Embed from Getty ImagesAfter a turbulent few days for Irish football, quite apart from a scarcely-inspiring win against minnows Gibraltar, Georgia arrive in Dublin offering a stern examination of Mick McCarthy’s side. Alastair Watt gives us the inside view on Tuesday’s visitors – already guaranteed a Euro 2020 play-off thanks to their Nations League efforts – to Dublin.
What are the hopes for the current qualification series, and the reaction to the game with Switzerland?
Georgia’s Euro 2020 ambitions are probably limited to the play-off spot they have already secured through the Nations League. Assuming they do not qualify through the conventional route, they will be left with a one-off home game against Belarus next Spring to secure a play-off versus Kosovo or North Macedonia to reach their first-ever major finals. In terms of this group, any slim hopes of a top two place are almost certainly gone after losing to the Swiss at home. A capacity crowd turned up for it, and Georgia played reasonably in the first half. They created a couple of half-chances, and limited Switzerland to the same at the other end. Georgia then had an effort cleared off the line moments into the second half, but as soon as Switzerland scored a fine opener, that was that. The remaining 35 minutes were dull, with the Swiss well on top until scoring their second which prompted a mass exodus from the stands.
In one of your previous previews for us you wrote Georgia were due a good result against Ireland. We’ve struggled against Georgia in the past, is Tuesday the day that result comes?
In the World Cup 2018 qualifiers, Georgia finally earned a long overdue point against Ireland. They’d come close to doing so on a few occasions before that. Naturally, the next step is for Georgia to beat the Irish but the best hope of doing that will be in the Tbilisi fixture. Georgia did record respectable draws in Wales and Austria in the last campaign though which augurs fairly well for them.
Ireland have a new manager but Irish fans were unimpressed with the win over Gibraltar. Does it give Georgia more confidence going into Tuesday?
“The Irish squad is arguably the weakest it has been in decades. At one time, Georgian fans would have known the names of a lot of their starting line up, but today they’d struggle to name more than one or two.”
That in itself gives the Georgians a bit of hope, but the Georgia side lacks pace and composure in attack, which would be crucial ingredients to an unlikely counter-attacking victory. I assume McCarthy will have a supportive crowd behind him for his first competitive home game on his return as Ireland boss, but that goodwill could be tested if Georgia keep it goalless for the first half hour or so.
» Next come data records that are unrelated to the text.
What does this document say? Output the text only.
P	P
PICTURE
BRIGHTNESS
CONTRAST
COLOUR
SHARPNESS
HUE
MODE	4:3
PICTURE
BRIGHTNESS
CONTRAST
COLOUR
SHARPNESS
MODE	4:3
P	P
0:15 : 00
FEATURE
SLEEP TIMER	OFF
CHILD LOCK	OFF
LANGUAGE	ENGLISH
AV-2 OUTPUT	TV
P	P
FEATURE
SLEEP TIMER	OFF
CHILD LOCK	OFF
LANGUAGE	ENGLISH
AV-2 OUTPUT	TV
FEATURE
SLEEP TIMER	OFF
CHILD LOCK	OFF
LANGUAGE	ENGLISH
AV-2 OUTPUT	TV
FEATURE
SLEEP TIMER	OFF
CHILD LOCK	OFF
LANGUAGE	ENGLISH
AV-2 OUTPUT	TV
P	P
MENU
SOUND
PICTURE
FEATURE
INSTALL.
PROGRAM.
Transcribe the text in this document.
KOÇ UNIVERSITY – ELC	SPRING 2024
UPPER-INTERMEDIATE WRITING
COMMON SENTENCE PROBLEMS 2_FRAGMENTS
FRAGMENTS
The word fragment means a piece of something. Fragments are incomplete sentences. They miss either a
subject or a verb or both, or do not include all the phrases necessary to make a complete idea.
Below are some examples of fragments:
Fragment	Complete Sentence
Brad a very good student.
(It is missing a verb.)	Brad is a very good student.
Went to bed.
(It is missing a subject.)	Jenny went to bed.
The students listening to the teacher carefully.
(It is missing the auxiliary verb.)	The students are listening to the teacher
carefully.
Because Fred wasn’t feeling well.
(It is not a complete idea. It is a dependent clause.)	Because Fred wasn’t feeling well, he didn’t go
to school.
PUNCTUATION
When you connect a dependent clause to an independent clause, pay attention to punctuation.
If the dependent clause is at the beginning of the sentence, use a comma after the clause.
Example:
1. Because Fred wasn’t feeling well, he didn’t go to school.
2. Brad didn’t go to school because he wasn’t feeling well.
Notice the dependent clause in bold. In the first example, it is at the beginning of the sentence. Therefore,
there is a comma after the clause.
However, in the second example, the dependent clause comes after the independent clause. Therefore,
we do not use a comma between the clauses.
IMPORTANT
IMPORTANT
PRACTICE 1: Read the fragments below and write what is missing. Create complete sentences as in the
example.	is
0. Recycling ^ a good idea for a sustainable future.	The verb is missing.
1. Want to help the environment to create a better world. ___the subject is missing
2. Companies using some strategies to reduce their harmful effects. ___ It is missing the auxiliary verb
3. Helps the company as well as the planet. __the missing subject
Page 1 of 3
Georgia won their Nations League group. How were the performances perceived?
The standout results were the victories on the road in Kazakhstan and Latvia. Georgia have long struggled to gain points away from home against even the most modest opposition so these results were encouraging, even if Latvia were particularly dire. Less encouraging was the draw in Andorra, where Georgia’s performance did not merit any more than the point they earned. Booking a play-off spot has definitely regenerated a bit more interest in the national side, but the more knowledgeable among the support know that Georgia are still quite some distance from competing with even the mid-ranking sides in Europe such as Ireland.
Who are some of the main players to watch out for?
Teenage winger Giorgi Chakvetadze was sensational in the Nations League, and he represents the biggest hope for Georgian football in many years. He is quick, skillful and has an accurate and powerful shot. He missed the Swiss game and Georgia’s attack was relatively blunt without him. If he misses the game in Dublin, that reduces Georgia’s chances massively. Ananidze misses out after getting injured on Saturday, leaving the Georgians with precious little in terms of attacking midfield and width. Lone striker Kvilitaia is arguably their best centre forward since Arveladze, but still somewhat unproven, and starved of service, at international level. A positive outcome for Georgia will depend on the performance of goalkeeper Loria, who has produced some point-winning displays in the past, most notably at home to France in 2013.
They won’t be making a DVD of this one. Georgia will play defensively and Ireland’s attack is not particularly fluid or talented. 1-0 Ireland with a set-piece goal.